Sadly, the same cannot be said today following two enormous miscarriages of justice in Ferguson, Mo., and Staten Island, N.Y. In Ferguson, as this paper has discussed considerably in the past, former Officer Darren Wilson killed 18-year-old Michael Brown, who was unarmed, by shooting him six times on Aug. 9. The witnesses’ accounts vary as to what exactly transpired ahead of the shooting, with some claiming there was a struggle between Brown and Wilson and others suggesting Brown was attempting to surrender. In Staten Island on July 17, Officer Daniel Pantaleo placed Eric Garner, another unarmed man, in a chokehold (banned by the New York Police Department’s policy), while attempting to take Garner into custody for allegedly selling untaxed cigarettes. This chokehold, paired with other officers pinning Garner to the ground and causing his chest to compress, led to Garner’s death, which is all on video. In both cases, the grand jury declined to indict the police officers for any crime, be it manslaughter or murder.
Unlike a conviction, indictments require relatively low burdens of proof. All an indictment means, in practice, is that the charge is not a frivolous one. And like so many other pernicious instances of our legal system failing, this dereliction of due process appears tied to race. The two police officers in question were white, and the two victims were black. Additionally, grand juries, which unlike petit juries are only comprised of willing applicants, are typically overwhelmingly old and white.
These decisions – or, we should say, indecisions – have set off discussions, debates and protests on campus and throughout the country about race relations and the role of law enforcement in the United States.
Mechanically speaking, there are some policy fixes that would help prevent tragedies such as these, as well as ensure justice is carried out when police brutality transpires. Democrats and Republicans, such as President Barack Obama and Dallas County District Attorney-elect Susan Hawk, have already announced their intention to appropriate money for ubiquitous body cameras for police officers, which would record interactions with the general public.

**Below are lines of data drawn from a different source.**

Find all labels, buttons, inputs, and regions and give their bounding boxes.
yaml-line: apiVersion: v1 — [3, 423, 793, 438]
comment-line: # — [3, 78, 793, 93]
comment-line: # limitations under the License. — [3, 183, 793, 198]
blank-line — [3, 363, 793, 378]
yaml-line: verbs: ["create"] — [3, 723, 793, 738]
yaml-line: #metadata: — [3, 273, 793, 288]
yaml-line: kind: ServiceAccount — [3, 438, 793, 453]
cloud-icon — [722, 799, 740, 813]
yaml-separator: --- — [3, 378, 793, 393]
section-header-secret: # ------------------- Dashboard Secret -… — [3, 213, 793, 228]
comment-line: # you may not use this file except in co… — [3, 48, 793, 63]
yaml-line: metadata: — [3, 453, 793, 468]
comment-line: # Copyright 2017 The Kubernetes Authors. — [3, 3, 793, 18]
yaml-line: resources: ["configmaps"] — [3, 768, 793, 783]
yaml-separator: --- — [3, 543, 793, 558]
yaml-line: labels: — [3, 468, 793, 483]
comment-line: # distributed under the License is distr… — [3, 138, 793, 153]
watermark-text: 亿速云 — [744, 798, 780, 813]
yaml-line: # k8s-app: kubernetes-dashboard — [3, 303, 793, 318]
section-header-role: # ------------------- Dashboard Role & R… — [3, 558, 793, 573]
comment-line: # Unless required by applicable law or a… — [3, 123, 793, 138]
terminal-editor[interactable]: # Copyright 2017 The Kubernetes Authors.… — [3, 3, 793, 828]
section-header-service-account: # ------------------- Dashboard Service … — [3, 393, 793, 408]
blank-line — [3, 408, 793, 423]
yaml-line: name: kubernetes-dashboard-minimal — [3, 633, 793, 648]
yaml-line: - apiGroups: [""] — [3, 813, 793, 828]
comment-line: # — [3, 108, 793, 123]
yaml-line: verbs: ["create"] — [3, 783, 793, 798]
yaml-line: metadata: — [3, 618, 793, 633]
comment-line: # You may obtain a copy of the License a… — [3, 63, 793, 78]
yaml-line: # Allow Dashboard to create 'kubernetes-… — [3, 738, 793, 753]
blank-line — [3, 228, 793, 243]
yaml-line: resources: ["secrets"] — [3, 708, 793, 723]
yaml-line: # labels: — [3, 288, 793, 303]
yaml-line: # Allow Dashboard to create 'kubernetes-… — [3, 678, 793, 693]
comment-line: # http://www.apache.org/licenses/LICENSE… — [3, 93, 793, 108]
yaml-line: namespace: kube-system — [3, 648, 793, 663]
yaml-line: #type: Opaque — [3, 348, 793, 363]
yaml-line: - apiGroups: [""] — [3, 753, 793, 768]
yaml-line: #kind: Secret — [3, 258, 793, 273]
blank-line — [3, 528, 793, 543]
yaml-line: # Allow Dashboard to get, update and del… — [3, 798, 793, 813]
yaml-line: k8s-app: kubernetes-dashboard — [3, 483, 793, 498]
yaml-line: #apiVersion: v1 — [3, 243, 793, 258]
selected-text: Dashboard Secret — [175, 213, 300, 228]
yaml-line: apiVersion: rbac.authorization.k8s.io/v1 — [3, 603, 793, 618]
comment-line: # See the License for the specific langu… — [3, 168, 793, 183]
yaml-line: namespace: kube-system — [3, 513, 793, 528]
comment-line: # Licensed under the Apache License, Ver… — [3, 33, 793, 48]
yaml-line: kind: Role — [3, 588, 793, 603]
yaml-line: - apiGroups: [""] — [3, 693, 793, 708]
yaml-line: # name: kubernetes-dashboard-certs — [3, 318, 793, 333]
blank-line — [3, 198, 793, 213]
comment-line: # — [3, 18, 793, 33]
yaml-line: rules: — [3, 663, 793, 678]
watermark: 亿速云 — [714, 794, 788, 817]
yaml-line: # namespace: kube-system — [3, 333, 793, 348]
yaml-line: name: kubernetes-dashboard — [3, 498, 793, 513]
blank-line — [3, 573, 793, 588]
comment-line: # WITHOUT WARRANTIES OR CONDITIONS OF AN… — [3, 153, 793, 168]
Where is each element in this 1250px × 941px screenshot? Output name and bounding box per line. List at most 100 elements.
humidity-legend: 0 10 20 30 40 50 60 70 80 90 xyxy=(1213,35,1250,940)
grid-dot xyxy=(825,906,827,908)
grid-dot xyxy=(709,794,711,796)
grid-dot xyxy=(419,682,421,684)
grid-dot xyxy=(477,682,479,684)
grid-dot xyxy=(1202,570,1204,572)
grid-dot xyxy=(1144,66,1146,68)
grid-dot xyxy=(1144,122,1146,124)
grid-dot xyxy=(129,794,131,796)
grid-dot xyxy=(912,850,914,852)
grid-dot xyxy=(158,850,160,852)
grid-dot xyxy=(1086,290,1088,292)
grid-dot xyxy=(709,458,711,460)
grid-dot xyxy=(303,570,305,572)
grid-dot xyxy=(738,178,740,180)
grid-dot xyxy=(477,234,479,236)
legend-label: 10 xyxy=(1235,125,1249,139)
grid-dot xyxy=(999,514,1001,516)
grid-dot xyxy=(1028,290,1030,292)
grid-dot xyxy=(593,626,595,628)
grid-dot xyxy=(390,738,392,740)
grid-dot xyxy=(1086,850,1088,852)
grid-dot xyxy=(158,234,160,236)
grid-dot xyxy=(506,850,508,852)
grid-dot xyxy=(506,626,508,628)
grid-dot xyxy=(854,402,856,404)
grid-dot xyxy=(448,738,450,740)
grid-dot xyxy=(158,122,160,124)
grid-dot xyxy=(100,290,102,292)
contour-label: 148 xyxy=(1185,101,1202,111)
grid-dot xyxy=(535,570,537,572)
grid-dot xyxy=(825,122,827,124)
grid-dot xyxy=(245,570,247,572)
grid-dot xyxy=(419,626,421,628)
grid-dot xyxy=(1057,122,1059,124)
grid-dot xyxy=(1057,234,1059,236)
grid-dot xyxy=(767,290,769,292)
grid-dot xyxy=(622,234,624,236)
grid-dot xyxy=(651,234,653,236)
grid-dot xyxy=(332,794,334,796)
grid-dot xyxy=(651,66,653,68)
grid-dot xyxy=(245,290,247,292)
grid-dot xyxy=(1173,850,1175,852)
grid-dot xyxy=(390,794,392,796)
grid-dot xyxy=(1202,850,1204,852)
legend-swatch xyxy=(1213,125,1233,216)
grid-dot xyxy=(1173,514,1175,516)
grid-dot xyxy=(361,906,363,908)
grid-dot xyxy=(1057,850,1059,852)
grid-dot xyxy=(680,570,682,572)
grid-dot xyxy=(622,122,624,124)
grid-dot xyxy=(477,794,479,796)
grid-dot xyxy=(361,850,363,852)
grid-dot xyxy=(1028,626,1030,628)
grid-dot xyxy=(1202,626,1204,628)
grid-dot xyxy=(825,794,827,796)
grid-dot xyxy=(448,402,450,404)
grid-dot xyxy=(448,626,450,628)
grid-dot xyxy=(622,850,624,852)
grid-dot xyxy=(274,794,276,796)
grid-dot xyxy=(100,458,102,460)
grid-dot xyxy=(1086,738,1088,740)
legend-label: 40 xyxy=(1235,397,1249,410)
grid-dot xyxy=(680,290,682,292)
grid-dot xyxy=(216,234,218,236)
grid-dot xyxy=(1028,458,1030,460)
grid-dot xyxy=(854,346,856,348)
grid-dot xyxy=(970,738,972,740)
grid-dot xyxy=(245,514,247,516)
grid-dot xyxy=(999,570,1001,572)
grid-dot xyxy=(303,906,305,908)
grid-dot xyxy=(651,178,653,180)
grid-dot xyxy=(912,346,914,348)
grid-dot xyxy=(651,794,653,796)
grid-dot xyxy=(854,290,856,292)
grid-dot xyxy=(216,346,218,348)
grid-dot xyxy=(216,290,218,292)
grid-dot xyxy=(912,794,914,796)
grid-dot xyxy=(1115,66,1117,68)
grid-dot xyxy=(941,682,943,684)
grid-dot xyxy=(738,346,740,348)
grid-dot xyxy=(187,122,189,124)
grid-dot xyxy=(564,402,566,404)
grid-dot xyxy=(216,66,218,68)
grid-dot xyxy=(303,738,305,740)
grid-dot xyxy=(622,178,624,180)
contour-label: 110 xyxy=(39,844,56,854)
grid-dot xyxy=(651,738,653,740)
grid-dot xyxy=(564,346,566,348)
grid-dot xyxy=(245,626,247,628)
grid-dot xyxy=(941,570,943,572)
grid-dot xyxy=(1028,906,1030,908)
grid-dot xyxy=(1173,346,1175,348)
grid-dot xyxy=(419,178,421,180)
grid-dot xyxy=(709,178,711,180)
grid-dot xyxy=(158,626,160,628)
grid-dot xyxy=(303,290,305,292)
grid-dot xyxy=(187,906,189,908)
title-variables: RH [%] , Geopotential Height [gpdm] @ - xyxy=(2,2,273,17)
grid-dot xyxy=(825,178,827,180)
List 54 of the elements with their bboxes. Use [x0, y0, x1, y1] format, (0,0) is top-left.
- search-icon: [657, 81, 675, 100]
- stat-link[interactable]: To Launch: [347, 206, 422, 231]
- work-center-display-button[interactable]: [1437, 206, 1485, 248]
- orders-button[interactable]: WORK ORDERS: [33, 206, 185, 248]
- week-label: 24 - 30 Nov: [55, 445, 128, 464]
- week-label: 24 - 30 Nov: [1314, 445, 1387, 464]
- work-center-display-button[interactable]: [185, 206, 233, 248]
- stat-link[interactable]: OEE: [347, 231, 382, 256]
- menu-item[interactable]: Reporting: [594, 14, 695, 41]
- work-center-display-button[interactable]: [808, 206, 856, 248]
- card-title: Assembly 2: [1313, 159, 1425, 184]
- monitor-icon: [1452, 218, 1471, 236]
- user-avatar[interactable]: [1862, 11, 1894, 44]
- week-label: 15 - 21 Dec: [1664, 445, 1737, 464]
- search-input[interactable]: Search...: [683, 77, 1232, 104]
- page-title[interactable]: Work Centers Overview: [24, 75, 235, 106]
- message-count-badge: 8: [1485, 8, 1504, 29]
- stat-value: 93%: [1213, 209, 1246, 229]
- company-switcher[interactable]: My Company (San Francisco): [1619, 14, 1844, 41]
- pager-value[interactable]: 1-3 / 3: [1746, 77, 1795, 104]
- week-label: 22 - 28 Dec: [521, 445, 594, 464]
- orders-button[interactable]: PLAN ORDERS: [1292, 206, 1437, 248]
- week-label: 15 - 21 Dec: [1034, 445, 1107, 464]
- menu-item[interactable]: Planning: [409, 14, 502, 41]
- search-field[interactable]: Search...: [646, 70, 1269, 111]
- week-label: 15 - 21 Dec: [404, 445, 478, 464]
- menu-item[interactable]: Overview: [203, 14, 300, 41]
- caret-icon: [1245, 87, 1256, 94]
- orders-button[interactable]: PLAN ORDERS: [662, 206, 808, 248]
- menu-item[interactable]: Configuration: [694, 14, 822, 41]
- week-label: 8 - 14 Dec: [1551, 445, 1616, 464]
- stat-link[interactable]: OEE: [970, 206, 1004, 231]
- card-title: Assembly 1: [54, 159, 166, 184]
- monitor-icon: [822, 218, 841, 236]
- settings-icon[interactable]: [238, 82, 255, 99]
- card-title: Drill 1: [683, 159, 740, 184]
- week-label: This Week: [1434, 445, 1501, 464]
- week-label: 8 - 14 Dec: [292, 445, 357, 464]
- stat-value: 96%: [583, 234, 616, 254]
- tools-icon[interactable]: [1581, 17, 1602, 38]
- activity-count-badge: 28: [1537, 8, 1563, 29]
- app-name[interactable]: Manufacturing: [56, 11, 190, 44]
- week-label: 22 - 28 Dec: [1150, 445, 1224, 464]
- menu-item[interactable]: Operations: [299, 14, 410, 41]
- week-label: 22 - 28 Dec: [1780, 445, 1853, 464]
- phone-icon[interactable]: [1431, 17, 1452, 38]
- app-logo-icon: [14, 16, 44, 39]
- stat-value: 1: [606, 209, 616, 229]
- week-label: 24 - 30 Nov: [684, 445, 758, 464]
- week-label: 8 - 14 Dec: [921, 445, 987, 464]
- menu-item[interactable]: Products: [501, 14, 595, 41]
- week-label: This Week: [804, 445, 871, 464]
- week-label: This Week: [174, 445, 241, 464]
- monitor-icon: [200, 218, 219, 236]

Studies have shown that the presence of these cameras reduce incidents where physical force is used, protecting both the officers and the community at the same time. However, sometimes – as in Garner’s case – a recording is just not enough. In those cases, we believe that structural changes are needed to the grand jury system in this country.
Here in Texas, the venal “key-man” system for picking grand juries, in which a judge picks one specific person to impanel the jury as opposed to selecting random names, needs to be abolished. State Sen. John Whitmire, D-Houston, has already introduced legislation to this effect, and we hope it gets its day in next year’s legislative session.
But the grand juries in Ferguson and Staten Island were not impaneled with the “key-man” system. Accordingly, we also believe that grand jurors should, like petit jurors, be summoned from the general populace instead of being volunteer-based. The terms for these grand juries would likely have to be shorter, but fairness in the system would increase remarkably.
There aren’t any silver bullets to solve racial animosity in this country. Fifty years on from the Civil Rights Act, we haven’t quite appeared as a country to move on from nasty prejudice.